By Calvin Finch, Ph.D., Guest Author
One of the best ways to conserve moisture in the soil is to use mulch that insulates the surface from evaporative pressures, resulting from the contact between the hot sun, dry air and dirt.
In addition to breaking the direct contact between the moist soil and dry air, the insulating mulch layer reduces soil heat. Under direct rays of the sun, soil can heat up to well over 100 degrees to depths of 2 to 4 inches. This often results in a 'dead zone' because many plant roots don't function well at such high temperatures.

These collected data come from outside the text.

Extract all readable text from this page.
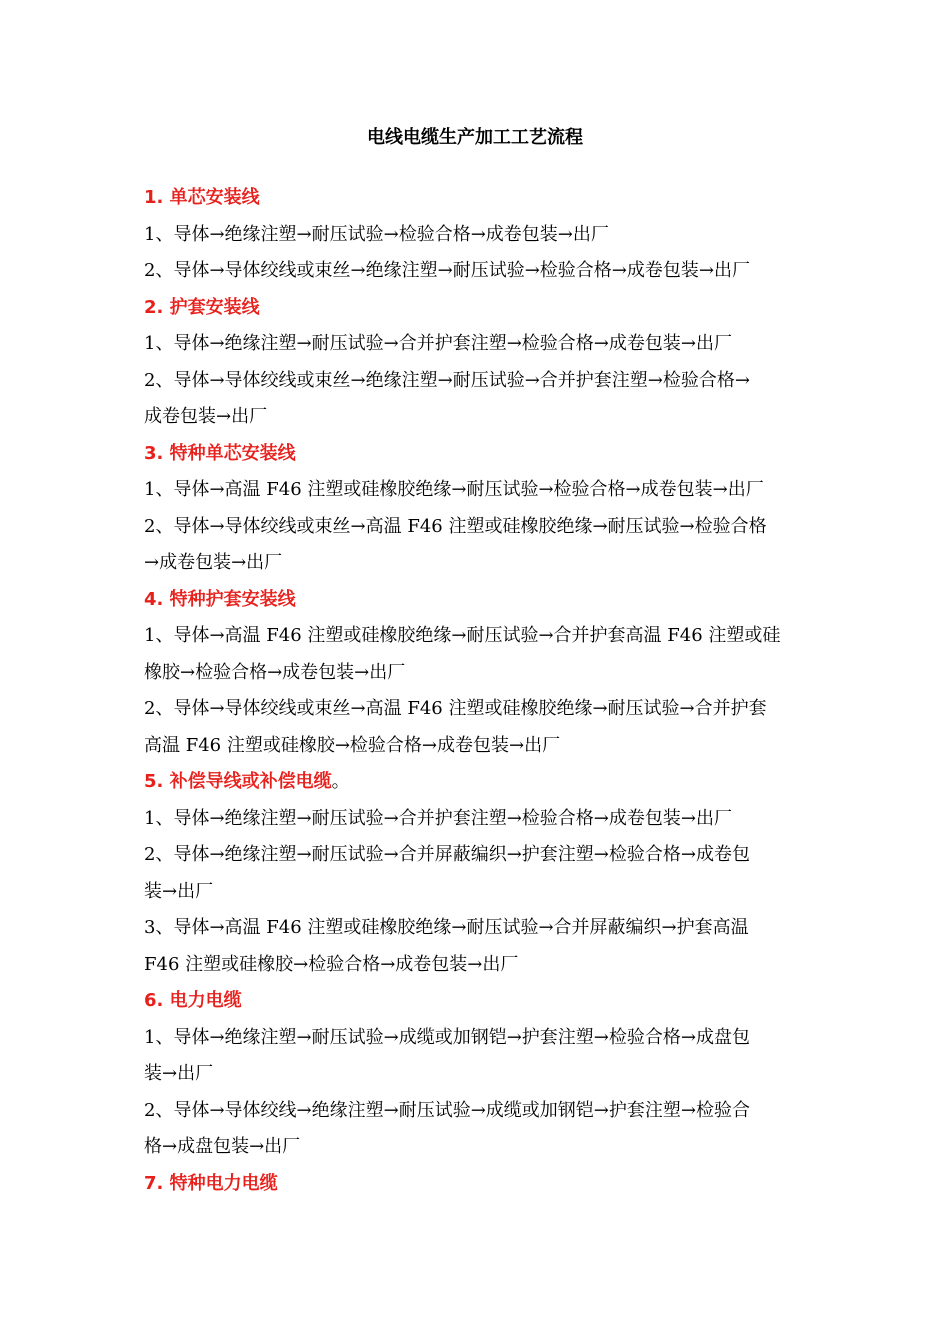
电线电缆生产加工工艺流程
1. 单芯安装线
1、导体→绝缘注塑→耐压试验→检验合格→成卷包装→出厂
2、导体→导体绞线或束丝→绝缘注塑→耐压试验→检验合格→成卷包装→出厂
2. 护套安装线
1、导体→绝缘注塑→耐压试验→合并护套注塑→检验合格→成卷包装→出厂
2、导体→导体绞线或束丝→绝缘注塑→耐压试验→合并护套注塑→检验合格→
成卷包装→出厂
3. 特种单芯安装线
1、导体→高温 F46 注塑或硅橡胶绝缘→耐压试验→检验合格→成卷包装→出厂
2、导体→导体绞线或束丝→高温 F46 注塑或硅橡胶绝缘→耐压试验→检验合格
→成卷包装→出厂
4. 特种护套安装线
1、导体→高温 F46 注塑或硅橡胶绝缘→耐压试验→合并护套高温 F46 注塑或硅
橡胶→检验合格→成卷包装→出厂
2、导体→导体绞线或束丝→高温 F46 注塑或硅橡胶绝缘→耐压试验→合并护套
高温 F46 注塑或硅橡胶→检验合格→成卷包装→出厂
5. 补偿导线或补偿电缆。
1、导体→绝缘注塑→耐压试验→合并护套注塑→检验合格→成卷包装→出厂
2、导体→绝缘注塑→耐压试验→合并屏蔽编织→护套注塑→检验合格→成卷包
装→出厂
3、导体→高温 F46 注塑或硅橡胶绝缘→耐压试验→合并屏蔽编织→护套高温
F46 注塑或硅橡胶→检验合格→成卷包装→出厂
6. 电力电缆
1、导体→绝缘注塑→耐压试验→成缆或加钢铠→护套注塑→检验合格→成盘包
装→出厂
2、导体→导体绞线→绝缘注塑→耐压试验→成缆或加钢铠→护套注塑→检验合
格→成盘包装→出厂
7. 特种电力电缆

Research has revealed time and again that 80 percent of root activity is in the upper 8 inches of soil. The right mulch helps keep this area cool enough for roots. Decomposing organic mulches contribute nutrients and provide an environment that encourages micro-organisms to flourish.
Here are a few mulch options.
- Leaves (my personal favorite) – There are two leaf drop seasons to supply foliage for mulch. Live oaks drop leaves in the spring and deciduous trees (pecan, red oak, and others) drop leaves in the fall.
- Wood chips – Chipped branches and twigs are available from most nurseries, as well as at the Brush Recycling Center, 1800 Bitters Rd.
- Compost – Unlike mulch, compost consists of completely decomposed organic material. Incorporate 2 to 3 inches of compost into the soil to increase drainage and water-holding capability.
Calvin R. Finch is a director at Texas A&M Water Conservation and Technology Center.